We are now ready for presentation submissions for the Plone Symposium.

The Plone Symposium is heavily focused on technical useful tidbits and best practices of Python/Zope/Plone development. The goal for the Symposium is for to cover relevant topics for consultants, systems administrators, and developers. It is the perfect venue for prospects to engage the Plone community because of its intimate setting and core developer to attendee ratio.

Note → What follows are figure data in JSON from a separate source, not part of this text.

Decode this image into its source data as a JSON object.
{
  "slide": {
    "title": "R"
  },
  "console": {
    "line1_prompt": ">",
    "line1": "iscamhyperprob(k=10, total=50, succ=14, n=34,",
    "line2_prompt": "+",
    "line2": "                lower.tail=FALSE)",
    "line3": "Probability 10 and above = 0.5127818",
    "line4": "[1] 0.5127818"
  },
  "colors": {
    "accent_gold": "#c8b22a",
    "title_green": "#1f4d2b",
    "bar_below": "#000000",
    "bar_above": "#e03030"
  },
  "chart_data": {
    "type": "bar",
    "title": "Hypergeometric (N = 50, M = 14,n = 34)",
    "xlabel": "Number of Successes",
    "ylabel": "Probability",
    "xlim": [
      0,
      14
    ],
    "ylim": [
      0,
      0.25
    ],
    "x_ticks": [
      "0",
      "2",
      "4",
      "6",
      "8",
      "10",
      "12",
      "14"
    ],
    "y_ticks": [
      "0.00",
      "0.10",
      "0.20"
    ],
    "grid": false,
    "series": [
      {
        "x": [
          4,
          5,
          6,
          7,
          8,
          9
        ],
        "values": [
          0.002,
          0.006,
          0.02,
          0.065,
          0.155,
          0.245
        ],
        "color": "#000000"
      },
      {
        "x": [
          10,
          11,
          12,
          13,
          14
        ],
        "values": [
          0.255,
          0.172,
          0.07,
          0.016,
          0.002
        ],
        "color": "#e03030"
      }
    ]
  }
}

Some suggestions for talks for the Symposium:

  • zope.interface / Adapters
  • Eggs / VirtualEnv
  • Buildout
  • Lowering the bar for entry
  • Integrating 3rd party applications
  • Indexing / Events
  • Content mirroring / Entransit
  • RDBMS integration
  • ZODB / RelStorage / zeoraid
  • Consulting projects with Plone
  • R&D and Consulting
  • Plone in the Windows environment
  • Making dynamic scalable sites with Plone

Each presentation should be 30-45 minutes. Speaker should be intimately familar with subject matter. We recommend 5-10 minutes of Q&A section of presentation so audience members are allowed to ask questions.

Speakers will have conference fees waived and will get a t-shirt.

Please send title, abstract of presentation to alan@enfoldsystems.com.

If you’re more interested in attending than speaking, then you can register now.  Early bird pricing ends May 7th.

Plone Symposium East 2008 Videos – Awesome

Plone Sympoisum East 2008 is barely over, but 26 session videos are already up on Plone.tv!

I’m watching fellow Seattleite Cris Ewing from University of Washington give his bravura talk about the big, successful rollout of Plone to the 700-person UW Radiology Department.   It’s a fantastic case study that would be of interest to anyone in an education or large nonprofit context.

Props to the crew from Penn State and to Nate Aune of Plone.tv for getting this stuff turned around so fast and quick!